Hewlett Packard Enterprise has announced its own version cognitive computing offering – the company prefers the term “machine learning-as-a-service” and is meant to give developers tools to building data-rich applications.

HPE Haven OnDemand is now commercially available, and is a Microsoft Azure-based cloud platform with machine learning APIs and services targeting developers, starups and enterprises.

The platform is able to perform analytics on data including text, audio, image, social, web and video.

The platform, while just released publicly, has been in testing since late 2014. HPE claims there are currently over 12,000 developers on the platform.

“HPE Haven OnDemand democratizes big data by bringing the power of machine learning, traditionally reserved for high-end, highly trained data scientists, to the mainstream developer community,” Colin Mahony, senior vice president and general manager at HPE Big Data said in a statement.

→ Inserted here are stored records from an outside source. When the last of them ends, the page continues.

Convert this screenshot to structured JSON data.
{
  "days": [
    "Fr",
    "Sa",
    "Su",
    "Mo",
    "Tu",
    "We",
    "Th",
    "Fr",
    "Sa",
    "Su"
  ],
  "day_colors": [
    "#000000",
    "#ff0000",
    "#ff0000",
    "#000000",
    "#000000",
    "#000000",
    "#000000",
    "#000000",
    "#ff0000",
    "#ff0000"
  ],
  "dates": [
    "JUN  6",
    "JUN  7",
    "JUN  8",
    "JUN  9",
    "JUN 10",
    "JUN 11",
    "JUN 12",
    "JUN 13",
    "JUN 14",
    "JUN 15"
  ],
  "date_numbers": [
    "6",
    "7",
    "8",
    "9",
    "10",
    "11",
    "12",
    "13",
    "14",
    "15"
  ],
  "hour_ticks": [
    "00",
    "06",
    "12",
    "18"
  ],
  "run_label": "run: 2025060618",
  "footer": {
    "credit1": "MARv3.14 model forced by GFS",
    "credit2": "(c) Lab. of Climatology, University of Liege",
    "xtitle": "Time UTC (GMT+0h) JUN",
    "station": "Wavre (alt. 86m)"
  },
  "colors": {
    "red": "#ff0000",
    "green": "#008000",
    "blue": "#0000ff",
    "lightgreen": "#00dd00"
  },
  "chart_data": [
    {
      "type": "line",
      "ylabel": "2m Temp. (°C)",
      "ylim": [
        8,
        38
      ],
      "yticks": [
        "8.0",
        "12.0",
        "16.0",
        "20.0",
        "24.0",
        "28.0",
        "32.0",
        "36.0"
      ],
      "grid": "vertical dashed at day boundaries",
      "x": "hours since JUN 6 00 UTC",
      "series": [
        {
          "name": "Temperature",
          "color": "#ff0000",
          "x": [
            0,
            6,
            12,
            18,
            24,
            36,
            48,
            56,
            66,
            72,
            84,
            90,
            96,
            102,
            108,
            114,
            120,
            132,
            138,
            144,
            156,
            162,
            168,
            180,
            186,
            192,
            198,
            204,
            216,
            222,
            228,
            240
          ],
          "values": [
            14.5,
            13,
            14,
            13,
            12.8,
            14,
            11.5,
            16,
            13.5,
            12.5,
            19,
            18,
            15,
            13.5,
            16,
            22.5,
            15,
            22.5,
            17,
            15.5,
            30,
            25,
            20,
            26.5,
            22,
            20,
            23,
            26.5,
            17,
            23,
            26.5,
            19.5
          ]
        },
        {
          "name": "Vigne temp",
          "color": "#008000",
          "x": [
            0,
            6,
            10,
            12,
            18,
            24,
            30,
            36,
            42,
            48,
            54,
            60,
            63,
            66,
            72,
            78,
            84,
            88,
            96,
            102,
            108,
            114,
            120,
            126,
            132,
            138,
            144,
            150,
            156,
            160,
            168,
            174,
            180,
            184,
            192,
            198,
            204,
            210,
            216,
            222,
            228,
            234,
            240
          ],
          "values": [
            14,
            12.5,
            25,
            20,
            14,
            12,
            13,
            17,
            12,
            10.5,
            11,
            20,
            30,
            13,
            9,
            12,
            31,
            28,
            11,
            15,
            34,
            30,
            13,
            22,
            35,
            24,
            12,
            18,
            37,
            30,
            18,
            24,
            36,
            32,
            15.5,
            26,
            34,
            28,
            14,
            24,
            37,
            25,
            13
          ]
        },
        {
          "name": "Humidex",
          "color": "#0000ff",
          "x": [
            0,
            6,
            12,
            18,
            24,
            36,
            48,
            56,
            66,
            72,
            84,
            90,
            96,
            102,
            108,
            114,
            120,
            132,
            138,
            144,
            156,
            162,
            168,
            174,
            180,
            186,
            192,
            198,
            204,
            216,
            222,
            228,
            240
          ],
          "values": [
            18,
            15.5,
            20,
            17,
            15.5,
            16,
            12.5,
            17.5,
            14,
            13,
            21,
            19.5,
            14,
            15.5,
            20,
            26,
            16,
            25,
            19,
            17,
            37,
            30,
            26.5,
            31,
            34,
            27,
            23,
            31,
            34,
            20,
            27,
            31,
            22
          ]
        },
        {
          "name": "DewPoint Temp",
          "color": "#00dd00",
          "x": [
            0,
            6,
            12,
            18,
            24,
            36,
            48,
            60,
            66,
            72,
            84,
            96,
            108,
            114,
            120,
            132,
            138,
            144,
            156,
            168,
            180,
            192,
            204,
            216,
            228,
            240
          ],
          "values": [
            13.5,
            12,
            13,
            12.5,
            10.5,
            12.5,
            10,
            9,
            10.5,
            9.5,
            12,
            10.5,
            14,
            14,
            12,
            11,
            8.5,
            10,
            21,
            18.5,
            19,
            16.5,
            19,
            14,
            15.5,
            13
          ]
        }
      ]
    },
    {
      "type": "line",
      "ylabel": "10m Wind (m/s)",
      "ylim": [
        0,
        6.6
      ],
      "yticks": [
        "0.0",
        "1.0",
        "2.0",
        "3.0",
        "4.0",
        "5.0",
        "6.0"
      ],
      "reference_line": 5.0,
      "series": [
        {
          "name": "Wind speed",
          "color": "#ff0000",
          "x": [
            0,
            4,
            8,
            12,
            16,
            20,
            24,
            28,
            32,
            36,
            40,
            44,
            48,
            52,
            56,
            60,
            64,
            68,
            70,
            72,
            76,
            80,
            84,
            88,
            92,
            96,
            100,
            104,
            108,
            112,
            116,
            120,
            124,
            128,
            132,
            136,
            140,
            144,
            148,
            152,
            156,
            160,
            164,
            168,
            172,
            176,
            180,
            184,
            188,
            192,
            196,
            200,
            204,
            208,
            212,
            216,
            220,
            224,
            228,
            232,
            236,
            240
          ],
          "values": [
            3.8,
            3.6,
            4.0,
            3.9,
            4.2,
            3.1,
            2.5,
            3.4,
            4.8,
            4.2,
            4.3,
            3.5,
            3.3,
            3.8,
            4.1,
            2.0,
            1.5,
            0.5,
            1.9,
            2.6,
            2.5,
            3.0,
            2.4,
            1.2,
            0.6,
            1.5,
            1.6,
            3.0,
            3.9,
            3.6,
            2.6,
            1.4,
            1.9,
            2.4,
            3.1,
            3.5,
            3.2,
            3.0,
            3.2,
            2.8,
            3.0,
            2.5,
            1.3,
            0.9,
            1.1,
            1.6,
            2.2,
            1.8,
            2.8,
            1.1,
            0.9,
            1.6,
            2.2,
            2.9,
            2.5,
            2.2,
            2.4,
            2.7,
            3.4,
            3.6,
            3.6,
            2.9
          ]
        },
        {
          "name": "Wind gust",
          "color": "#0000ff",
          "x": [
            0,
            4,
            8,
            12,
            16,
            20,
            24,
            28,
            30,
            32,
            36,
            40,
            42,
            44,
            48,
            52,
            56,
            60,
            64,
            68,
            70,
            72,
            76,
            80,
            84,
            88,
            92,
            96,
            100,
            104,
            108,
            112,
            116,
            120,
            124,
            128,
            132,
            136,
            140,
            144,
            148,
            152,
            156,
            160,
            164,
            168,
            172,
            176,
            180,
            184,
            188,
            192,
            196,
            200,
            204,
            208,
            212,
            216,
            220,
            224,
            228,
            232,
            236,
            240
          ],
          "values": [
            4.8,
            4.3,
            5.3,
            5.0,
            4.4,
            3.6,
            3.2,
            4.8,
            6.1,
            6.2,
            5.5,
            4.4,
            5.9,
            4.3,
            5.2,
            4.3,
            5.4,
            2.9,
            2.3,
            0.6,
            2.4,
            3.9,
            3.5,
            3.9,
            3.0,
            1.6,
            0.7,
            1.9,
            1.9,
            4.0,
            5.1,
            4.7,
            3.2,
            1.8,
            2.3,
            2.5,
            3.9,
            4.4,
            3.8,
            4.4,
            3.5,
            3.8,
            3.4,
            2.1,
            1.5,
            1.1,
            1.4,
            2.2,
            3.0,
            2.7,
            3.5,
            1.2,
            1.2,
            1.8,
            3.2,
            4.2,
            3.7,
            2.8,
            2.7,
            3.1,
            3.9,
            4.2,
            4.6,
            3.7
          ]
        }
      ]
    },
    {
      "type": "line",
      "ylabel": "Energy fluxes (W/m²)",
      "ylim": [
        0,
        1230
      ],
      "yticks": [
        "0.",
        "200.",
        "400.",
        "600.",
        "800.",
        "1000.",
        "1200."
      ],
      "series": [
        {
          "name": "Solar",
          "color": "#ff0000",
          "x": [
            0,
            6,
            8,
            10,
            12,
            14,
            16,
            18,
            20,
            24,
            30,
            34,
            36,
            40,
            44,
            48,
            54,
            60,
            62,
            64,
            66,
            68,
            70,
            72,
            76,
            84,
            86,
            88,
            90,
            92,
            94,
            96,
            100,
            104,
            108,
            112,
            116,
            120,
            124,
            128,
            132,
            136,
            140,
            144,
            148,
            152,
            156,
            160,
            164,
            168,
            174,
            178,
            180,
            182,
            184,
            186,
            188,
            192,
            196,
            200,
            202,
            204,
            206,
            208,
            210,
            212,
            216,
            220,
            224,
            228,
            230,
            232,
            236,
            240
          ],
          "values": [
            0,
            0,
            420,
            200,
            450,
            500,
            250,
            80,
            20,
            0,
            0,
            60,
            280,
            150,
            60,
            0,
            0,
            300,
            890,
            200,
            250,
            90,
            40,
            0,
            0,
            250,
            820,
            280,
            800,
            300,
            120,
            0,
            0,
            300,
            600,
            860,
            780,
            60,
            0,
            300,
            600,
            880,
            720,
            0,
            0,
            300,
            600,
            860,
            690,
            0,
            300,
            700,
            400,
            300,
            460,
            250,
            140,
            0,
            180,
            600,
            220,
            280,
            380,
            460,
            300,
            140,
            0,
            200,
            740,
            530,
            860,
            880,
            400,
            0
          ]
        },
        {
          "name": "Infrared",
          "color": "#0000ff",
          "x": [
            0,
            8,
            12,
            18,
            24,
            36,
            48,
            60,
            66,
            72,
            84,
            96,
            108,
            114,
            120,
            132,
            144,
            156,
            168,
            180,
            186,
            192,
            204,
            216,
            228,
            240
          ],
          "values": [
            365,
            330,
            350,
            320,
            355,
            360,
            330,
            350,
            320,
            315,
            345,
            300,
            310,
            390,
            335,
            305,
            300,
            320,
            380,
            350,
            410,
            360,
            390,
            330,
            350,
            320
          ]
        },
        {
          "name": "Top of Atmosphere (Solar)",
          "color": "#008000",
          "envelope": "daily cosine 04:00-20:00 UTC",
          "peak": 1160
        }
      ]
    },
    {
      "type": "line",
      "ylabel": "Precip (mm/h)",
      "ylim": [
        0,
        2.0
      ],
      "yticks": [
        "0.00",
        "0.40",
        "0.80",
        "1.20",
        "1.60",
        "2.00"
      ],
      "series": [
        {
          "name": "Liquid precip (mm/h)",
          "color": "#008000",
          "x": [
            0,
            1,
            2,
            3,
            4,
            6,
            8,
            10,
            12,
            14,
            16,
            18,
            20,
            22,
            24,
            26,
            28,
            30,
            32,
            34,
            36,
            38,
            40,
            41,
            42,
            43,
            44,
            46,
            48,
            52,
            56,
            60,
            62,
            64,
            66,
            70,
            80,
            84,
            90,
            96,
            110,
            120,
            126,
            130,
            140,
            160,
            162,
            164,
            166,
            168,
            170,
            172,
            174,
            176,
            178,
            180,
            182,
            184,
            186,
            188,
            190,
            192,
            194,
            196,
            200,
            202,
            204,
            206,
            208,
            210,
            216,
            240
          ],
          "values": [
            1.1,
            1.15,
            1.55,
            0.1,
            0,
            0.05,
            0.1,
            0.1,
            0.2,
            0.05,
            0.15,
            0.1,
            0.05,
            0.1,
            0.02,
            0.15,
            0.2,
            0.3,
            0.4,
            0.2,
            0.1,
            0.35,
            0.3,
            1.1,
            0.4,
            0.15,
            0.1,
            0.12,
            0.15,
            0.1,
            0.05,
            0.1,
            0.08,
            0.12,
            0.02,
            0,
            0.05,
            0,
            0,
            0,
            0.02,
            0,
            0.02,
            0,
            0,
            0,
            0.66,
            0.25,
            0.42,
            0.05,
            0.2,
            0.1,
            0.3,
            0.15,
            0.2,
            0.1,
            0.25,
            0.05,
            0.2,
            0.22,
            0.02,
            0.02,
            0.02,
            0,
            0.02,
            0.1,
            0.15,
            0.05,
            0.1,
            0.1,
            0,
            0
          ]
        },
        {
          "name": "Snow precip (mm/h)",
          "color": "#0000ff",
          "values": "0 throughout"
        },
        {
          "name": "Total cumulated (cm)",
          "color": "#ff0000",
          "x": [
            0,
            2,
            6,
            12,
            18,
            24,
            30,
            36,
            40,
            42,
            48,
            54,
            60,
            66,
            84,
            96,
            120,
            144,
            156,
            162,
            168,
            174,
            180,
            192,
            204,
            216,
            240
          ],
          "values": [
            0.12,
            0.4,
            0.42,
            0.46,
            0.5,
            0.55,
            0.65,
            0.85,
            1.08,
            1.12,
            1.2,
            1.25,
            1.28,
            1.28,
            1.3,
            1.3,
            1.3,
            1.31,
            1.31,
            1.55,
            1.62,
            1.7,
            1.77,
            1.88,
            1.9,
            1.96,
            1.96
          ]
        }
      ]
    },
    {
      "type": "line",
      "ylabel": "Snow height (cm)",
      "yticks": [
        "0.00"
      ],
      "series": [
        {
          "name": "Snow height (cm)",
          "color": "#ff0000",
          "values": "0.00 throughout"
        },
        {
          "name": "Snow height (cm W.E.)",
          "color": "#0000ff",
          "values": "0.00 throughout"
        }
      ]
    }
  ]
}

Its capabilities currently include text and meaning analysis, information conversion, optical character recognition, cross-platform hybrid cloud search, image recognition and face detection, graph analysis for patterns and trends such as on social media, prediction and recommendation, and speech recognition with support for “over 50 languages.”

As with Watson, where IBM spent much of 2015 demonstrating applications in various verticals, be it medicine or Christmas shopping, it remains to be seen whether HPE will do the same with Haven OnDemand.

The service is marketed as a freemium product with free testing and development, with SLA-based commercial pricing for other deployments.